Plusieurs coalitions d’organisations de la société civile s’activent un peu partout pour aider à la structuration d’un mouvement né sur les réseaux sociaux. Parmi ces coalitions, on compte quelques figures ayant lutté pour le retour de la démocratie dans les années 1990 et aussi des militants des mouvements Occupy Nigeria de 2012.

Enfin, Peter Obi, du Parti travailliste et figure de l’opposition, demande au gouvernement d’écouter les doléances des manifestants. Dans le même temps, il souhaite que les personnes participant à ce mouvement #EndbadGovernance respectent la loi en demeurant non violentes.

« Les ménages n’ont pas de quoi tenir »

La mobilisation des Nigérians n’a en rien surpris Taiwo Otitolaye. Militant des droits civiques depuis plus de 40 ans, cet activiste comprend les racines de cette colère. « Les citoyens sont sortis parce qu’il y a une faim extrême et une pauvreté abjecte dans le pays. Les ménages n’ont pas de quoi tenir. Les familles retirent leurs enfants de l’école. Le premier jour de ce mouvement est donc une bonne chose ».

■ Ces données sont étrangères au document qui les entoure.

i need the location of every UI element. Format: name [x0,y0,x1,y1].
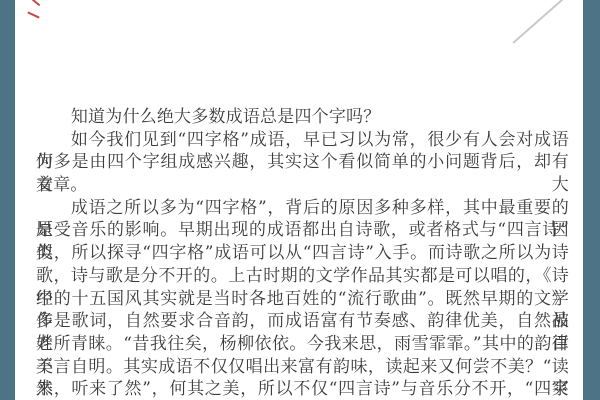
right-margin-bar [583,0,600,400]
text-line: 然，听来了然”，何其之美，所以不仅“四言诗”与音乐分不开，“四字 [36,378,569,400]
red-pen-stroke [27,11,40,18]
diagonal-scratch-line [512,0,563,44]
text-line: 中的十五国风其实就是当时各地百姓的“流行歌曲”。既然早期的文学作品 [36,288,569,311]
text-line: 是受音乐的影响。早期出现的成语都出自诗歌，或者格式与“四言诗”类 [36,219,569,242]
text-line: 成语之所以多为“四字格”，背后的原因多种多样，其中最重要的原因 [36,197,569,220]
text-line: 知道为什么绝大多数成语总是四个字吗？ [36,106,569,129]
red-pen-marks [24,0,48,36]
text-line: 似，所以探寻“四字格”成语可以从“四言诗”入手。而诗歌之所以为诗 [36,242,569,265]
red-pen-stroke [31,0,41,6]
text-line: 歌，诗与歌是分不开的。上古时期的文学作品其实都是可以唱的，《诗经》 [36,265,569,288]
text-line: 多是歌词，自然要求合音韵，而成语富有节奏感、韵律优美，自然被老百 [36,310,569,333]
text-line: 何多是由四个字组成感兴趣，其实这个看似简单的小问题背后，却有着大 [36,151,569,174]
text-line: 姓所青睐。“昔我往矣，杨柳依依。今我来思，雨雪霏霏。”其中的韵律美 [36,333,569,356]
text-line: 不言自明。其实成语不仅仅唱出来富有韵味，读起来又何尝不美？“读来爽 [36,356,569,379]
text-line: 如今我们见到“四字格”成语，早已习以为常，很少有人会对成语为 [36,129,569,152]
document-text: 知道为什么绝大多数成语总是四个字吗？如今我们见到“四字格”成语，早已习以为常，很… [36,106,569,400]
left-margin-bar [0,0,15,400]
scanned-book-page: 知道为什么绝大多数成语总是四个字吗？如今我们见到“四字格”成语，早已习以为常，很… [0,0,600,400]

Dans les années 1990, Taiwo Otitolaye s’est confronté aux différentes dictatures militaires nigérianes et pour lui, la stratégie actuelle d’invisibiliser la tête du mouvement #Endbadgovernance est la bonne. « Pendant les manifestations, en ce temps-là, on voyait les militaires venir à la tête des cortèges pour s’assurer que les activités étaient paralysées. Mais cette fois-ci, on constate que diverses coalitions et groupes agissent en collectif dans le but de mettre fin à la mauvaise gouvernance ».

Compagnon de lutte de Beko Ransome-Kuti, leader à l’époque de la campagne pour la démocratie, Taiwo Otitolaye espère une chose. Que le mouvement #EndbadGovernance sache éviter les obstacles et les pièges sur son chemin.